A recent study indicated that cancer patients often grapple with severe financial stress. It revealed that 99,000 individuals in Massachusetts dealing with cancer are facing substantial debt. Researchers from Beth Israel Deaconess Medical Center and Harvard Medical School found that cancer patients are nearly five times more likely to declare bankruptcy compared to those without cancer. Additionally, the average credit scores of cancer patients were found to be nearly 80 points lower than those of their healthier counterparts.

 

Often, these negative impacts on credit scores can persist for years. Some individuals diagnosed with bladder, liver, lung, and colorectal cancers reported experiencing lower credit scores for almost a decade after their diagnosis.

Debt Collectors Describe ‘Economic Blow’

While patients facing medical debt and consumer advocates are in favor of more protections, the medical community and collection agencies have expressed concerns about additional regulations.

Many of the over 74,000 comments submitted regarding the CFPB’s proposed rules highlight how these changes could negatively impact hospitals, physicians, dentists, therapists, and collection agencies who depend on these payments.

Some doctors have stated that they may need to request upfront payments, which could limit access to healthcare for certain patients. Others worry this could financially destabilize medical practices, potentially leading to their closure in rural areas where care options are already scarce.

 

Brad Klein, who runs Paid in Full Inc., a small agency in Phoenix, Arizona that collects unpaid medical and dental bills as well as other debts not related to healthcare, expressed his concerns.

He noted that many small medical and dental practices have suffered financially due to a federal ban on credit reporting for bills under $500.

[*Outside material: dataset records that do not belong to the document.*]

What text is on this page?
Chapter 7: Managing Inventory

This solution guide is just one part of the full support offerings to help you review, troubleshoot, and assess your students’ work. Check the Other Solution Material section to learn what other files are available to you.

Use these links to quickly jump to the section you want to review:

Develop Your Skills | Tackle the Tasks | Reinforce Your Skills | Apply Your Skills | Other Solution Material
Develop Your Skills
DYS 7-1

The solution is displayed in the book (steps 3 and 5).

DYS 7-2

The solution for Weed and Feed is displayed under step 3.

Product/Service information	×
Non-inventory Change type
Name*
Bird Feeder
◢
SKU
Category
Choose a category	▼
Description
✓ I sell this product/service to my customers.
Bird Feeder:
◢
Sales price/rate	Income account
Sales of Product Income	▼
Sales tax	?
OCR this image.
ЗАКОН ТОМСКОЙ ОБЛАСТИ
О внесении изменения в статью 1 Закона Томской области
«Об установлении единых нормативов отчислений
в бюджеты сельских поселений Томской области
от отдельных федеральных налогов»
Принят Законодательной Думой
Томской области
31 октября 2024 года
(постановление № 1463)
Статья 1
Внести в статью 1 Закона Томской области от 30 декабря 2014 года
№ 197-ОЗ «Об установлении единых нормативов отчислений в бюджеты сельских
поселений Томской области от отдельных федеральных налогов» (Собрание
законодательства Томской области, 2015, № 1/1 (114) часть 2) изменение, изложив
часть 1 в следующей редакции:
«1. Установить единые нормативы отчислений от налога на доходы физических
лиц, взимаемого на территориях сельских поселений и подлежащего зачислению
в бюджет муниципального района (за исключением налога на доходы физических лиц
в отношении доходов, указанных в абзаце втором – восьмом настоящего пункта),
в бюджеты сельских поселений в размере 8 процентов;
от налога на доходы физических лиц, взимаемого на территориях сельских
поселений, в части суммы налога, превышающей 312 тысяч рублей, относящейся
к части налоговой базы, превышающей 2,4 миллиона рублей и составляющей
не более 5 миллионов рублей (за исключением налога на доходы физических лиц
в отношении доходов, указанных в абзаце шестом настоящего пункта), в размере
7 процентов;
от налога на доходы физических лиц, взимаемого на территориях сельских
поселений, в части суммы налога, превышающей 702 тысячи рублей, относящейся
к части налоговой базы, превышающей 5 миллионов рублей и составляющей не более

“Almost immediately following the introduction of the $500 rule, consumers would tell my collectors, ‘I don’t need to pay this. You’re not affecting my credit, so I’m not paying,'” Klein remarked.

These smaller bills often don’t justify the costs of hiring a lawyer to take legal action against them.

 

Klein commented that imposing the no-credit reporting rule on larger debts would be an “economic hit.”

 

“With such a rule in place, patients will have no incentive to pay since there would be no consequences,” Klein explained.

Scott Purcell, the CEO of ACA International—a trade association for collection agencies, law firms, asset buyers, and creditors—stated that if the rule is enacted, it will likely lead to more lawsuits against consumers and increased borrowing and medical care costs.

Purcell argued that the rule “does not address the fundamental issue as it focuses on the later stages of the complicated process that is delivering and paying for medical care.”

 

While collectors believe credit reporting is crucial for holding patients responsible, advocates for consumers argue that patients need safeguarding against unjust credit drops.

“Regardless of who holds the presidency, this issue demands attention,” Grimes emphasized. “This impacts many individuals, and anyone aspiring to maintain that position must recognize it.”